Veterinary Parasitology, 2012
Toxoplasma gondii, an intracellular protozoan parasite, is one of the major causes of infectious abortion in sheep. To further understand the pathogenesis of toxoplasmosis, serum, amniotic and allantoic fluids and foetal stomach contents were collected from experimentally infected pregnant ewes to determine pathogen numbers and other markers of infection. Fifteen pregnant ewes (90 days of gestation) were each orally inoculated with 3000 sporulated oocysts of T. gondii. Serum samples were collected weekly following challenge. Amniotic and allantoic fluids and foetal stomach contents were collected at 21, 25, 28, 33 and 35 days post-infection. Characteristic placental lesions were detected in 1 of 4 challenged ewes at day 25, 3 of 4 challenged ewes at day 28 and in all challenged ewes at days 33 and 35 post-infection. T. gondii was detected only sporadically in amniotic and allantoic fluids before 35 days of infection, by real-time PCR, and only in ewes with placental lesions.
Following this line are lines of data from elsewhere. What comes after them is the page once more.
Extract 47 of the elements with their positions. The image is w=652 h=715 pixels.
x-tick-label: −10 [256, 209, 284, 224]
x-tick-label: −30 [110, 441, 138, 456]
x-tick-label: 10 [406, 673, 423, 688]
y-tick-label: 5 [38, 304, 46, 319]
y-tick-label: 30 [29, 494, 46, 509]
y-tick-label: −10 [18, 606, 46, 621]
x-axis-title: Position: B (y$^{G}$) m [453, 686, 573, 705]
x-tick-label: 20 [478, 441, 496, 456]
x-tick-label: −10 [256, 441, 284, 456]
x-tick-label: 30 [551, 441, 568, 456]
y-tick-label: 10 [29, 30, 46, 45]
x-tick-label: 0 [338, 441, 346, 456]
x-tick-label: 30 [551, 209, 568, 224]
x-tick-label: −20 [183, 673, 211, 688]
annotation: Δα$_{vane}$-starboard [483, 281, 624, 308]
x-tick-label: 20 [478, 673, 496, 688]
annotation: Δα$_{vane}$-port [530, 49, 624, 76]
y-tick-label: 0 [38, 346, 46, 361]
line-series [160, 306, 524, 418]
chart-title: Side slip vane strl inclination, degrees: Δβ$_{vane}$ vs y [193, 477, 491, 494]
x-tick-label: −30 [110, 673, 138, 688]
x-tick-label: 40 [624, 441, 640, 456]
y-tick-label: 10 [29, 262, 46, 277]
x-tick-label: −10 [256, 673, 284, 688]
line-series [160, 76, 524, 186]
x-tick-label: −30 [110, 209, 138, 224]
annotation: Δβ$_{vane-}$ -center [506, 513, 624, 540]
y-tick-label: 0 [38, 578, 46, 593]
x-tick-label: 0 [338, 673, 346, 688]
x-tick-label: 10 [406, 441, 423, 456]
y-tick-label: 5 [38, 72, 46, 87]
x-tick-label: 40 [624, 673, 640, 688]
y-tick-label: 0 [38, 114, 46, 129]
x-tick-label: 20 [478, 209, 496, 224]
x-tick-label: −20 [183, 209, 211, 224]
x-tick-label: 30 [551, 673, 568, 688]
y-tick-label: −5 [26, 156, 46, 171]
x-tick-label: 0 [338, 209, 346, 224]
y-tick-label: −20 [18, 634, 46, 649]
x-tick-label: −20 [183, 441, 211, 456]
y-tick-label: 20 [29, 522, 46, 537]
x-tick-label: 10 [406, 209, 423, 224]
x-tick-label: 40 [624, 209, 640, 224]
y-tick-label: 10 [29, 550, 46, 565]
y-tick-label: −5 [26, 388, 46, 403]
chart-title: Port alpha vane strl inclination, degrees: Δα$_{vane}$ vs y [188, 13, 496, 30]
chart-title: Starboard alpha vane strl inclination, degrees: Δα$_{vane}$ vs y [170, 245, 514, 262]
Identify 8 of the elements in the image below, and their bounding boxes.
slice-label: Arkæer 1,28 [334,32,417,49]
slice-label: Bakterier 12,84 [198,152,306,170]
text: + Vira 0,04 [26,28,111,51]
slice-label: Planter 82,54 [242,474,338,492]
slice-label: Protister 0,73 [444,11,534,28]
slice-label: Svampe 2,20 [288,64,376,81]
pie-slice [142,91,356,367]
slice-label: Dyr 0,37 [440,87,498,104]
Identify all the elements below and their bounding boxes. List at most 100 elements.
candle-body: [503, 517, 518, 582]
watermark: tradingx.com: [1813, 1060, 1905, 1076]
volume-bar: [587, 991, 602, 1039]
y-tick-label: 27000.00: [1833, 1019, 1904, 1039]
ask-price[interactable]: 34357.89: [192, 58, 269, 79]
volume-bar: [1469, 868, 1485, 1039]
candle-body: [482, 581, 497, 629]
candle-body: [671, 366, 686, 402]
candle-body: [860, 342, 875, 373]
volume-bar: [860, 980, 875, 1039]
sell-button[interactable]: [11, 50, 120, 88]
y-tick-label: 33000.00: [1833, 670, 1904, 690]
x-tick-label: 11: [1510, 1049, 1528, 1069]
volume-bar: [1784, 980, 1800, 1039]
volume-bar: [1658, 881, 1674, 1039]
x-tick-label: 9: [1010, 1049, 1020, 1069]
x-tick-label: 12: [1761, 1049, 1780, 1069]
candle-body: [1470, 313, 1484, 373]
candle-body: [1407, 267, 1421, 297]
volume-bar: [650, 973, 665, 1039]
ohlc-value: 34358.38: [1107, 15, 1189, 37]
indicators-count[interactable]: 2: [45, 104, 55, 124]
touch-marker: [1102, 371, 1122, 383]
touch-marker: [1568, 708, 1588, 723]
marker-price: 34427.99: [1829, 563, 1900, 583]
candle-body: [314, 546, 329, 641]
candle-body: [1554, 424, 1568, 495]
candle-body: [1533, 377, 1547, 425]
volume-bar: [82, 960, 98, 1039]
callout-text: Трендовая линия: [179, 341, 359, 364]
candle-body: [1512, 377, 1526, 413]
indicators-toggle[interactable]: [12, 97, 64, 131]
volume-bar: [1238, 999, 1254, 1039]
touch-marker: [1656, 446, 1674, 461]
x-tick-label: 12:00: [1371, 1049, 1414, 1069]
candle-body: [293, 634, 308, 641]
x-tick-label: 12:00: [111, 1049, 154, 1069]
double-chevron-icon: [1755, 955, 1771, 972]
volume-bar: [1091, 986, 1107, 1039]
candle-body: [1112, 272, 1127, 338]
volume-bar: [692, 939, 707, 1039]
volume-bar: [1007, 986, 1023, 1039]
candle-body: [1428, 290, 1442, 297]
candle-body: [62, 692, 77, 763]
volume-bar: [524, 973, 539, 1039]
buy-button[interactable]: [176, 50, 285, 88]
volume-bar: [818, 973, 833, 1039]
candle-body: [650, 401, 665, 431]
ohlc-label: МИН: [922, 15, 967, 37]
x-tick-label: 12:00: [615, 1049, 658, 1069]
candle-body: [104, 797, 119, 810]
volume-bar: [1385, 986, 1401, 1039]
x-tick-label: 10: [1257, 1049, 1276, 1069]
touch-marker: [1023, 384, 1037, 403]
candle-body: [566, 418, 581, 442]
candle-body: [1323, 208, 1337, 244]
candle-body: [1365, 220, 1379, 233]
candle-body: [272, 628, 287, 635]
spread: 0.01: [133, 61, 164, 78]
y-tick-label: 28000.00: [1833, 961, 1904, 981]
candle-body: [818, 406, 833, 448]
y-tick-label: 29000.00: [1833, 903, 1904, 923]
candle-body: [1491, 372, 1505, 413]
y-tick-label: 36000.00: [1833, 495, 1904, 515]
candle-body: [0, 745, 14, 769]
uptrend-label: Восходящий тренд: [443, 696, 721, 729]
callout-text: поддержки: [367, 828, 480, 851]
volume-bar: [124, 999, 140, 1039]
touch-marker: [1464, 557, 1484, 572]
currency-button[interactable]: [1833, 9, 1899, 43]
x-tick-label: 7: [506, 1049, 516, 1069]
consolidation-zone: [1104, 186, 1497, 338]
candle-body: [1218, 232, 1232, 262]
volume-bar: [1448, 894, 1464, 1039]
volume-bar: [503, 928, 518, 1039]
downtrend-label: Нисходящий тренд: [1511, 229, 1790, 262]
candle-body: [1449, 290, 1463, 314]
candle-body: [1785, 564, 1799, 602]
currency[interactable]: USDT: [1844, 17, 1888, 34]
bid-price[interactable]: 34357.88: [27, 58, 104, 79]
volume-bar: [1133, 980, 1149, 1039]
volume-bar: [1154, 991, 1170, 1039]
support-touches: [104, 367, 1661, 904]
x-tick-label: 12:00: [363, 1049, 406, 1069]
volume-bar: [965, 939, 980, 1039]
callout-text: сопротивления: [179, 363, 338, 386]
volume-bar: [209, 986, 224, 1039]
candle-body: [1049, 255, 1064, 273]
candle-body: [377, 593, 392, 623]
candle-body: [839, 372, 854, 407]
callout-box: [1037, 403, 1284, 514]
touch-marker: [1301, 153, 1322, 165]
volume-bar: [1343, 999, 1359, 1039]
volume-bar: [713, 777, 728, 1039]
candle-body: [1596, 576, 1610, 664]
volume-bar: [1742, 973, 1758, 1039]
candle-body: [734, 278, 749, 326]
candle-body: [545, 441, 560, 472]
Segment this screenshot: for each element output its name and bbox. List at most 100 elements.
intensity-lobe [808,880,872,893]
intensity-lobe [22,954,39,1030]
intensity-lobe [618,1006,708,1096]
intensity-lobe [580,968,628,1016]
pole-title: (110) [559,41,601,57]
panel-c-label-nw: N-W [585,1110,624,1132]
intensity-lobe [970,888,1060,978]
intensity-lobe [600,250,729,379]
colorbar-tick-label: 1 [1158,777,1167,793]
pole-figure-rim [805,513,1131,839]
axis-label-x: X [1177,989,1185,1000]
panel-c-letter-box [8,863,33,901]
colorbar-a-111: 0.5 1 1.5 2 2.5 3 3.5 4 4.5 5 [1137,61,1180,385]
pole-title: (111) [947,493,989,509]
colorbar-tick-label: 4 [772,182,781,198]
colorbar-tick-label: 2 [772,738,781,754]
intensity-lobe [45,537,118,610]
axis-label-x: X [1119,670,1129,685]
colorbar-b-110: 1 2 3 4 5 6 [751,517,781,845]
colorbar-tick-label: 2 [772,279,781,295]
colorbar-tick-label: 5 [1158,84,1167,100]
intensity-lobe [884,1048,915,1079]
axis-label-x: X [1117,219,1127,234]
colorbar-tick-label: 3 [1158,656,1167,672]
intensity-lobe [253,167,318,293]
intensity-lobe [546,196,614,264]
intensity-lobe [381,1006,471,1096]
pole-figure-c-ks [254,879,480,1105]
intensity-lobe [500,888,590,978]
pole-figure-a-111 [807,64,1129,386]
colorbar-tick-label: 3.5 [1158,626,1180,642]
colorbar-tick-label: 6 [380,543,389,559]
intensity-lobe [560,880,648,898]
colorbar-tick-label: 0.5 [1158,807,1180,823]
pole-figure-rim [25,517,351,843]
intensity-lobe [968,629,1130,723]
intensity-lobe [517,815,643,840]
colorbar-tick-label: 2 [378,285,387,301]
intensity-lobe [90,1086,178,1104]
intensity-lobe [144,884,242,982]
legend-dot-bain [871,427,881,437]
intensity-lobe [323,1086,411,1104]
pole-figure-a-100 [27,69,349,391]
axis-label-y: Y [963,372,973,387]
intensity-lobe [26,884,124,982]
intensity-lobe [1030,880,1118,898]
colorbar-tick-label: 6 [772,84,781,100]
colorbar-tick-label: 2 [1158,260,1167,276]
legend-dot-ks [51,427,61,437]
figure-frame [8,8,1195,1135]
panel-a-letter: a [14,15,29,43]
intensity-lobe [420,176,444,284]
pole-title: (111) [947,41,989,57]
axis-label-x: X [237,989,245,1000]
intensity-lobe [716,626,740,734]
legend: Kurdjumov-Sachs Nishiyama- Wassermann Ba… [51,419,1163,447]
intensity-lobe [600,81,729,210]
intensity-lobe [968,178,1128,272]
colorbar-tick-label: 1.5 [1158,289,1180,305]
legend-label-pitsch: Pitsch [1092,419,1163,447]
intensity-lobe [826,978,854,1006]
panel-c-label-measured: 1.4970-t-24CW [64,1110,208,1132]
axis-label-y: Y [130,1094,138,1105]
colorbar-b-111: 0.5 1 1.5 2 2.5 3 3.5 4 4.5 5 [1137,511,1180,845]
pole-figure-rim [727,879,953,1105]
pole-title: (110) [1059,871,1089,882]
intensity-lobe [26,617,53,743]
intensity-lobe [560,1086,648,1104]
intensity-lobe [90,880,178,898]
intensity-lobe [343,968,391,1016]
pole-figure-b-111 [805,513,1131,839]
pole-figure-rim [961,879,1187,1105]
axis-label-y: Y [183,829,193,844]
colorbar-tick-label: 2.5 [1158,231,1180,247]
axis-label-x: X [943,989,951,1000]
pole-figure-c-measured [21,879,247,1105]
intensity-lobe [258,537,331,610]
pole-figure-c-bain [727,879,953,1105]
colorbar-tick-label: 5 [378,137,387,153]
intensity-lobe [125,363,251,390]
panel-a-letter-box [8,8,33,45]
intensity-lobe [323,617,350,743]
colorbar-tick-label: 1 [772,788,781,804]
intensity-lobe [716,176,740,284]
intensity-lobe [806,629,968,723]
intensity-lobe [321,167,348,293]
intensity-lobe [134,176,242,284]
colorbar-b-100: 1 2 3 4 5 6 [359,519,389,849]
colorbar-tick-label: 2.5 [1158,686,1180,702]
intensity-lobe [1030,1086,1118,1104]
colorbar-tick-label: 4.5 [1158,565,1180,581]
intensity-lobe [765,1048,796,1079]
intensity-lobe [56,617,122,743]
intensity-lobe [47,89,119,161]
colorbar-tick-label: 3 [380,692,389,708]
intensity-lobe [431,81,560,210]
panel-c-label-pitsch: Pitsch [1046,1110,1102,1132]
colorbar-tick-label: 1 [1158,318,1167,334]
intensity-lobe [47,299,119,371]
At 35 days post-infection, high numbers of parasite were detected in both amniotic and allantoic fluids. An increase in the number of fluids from challenged animals with IgM and IgG was detected over time, except for IgG in allantoic fluid, which was detected in all samples from day 21 post-infection. IgG in amniotic and allantoic fluids was shown to be specific for T. gondii, and reacted with antigens with an apparent molecular mass of approximately 22 kDa and 30 kDa. Results suggest a maternal source of immunoglobulin in the allantoic fluid and a foetal source of immunoglobulin in the amniotic fluid early in infection but that both sources may contribute immunoglobulin to both fluids at a later stage.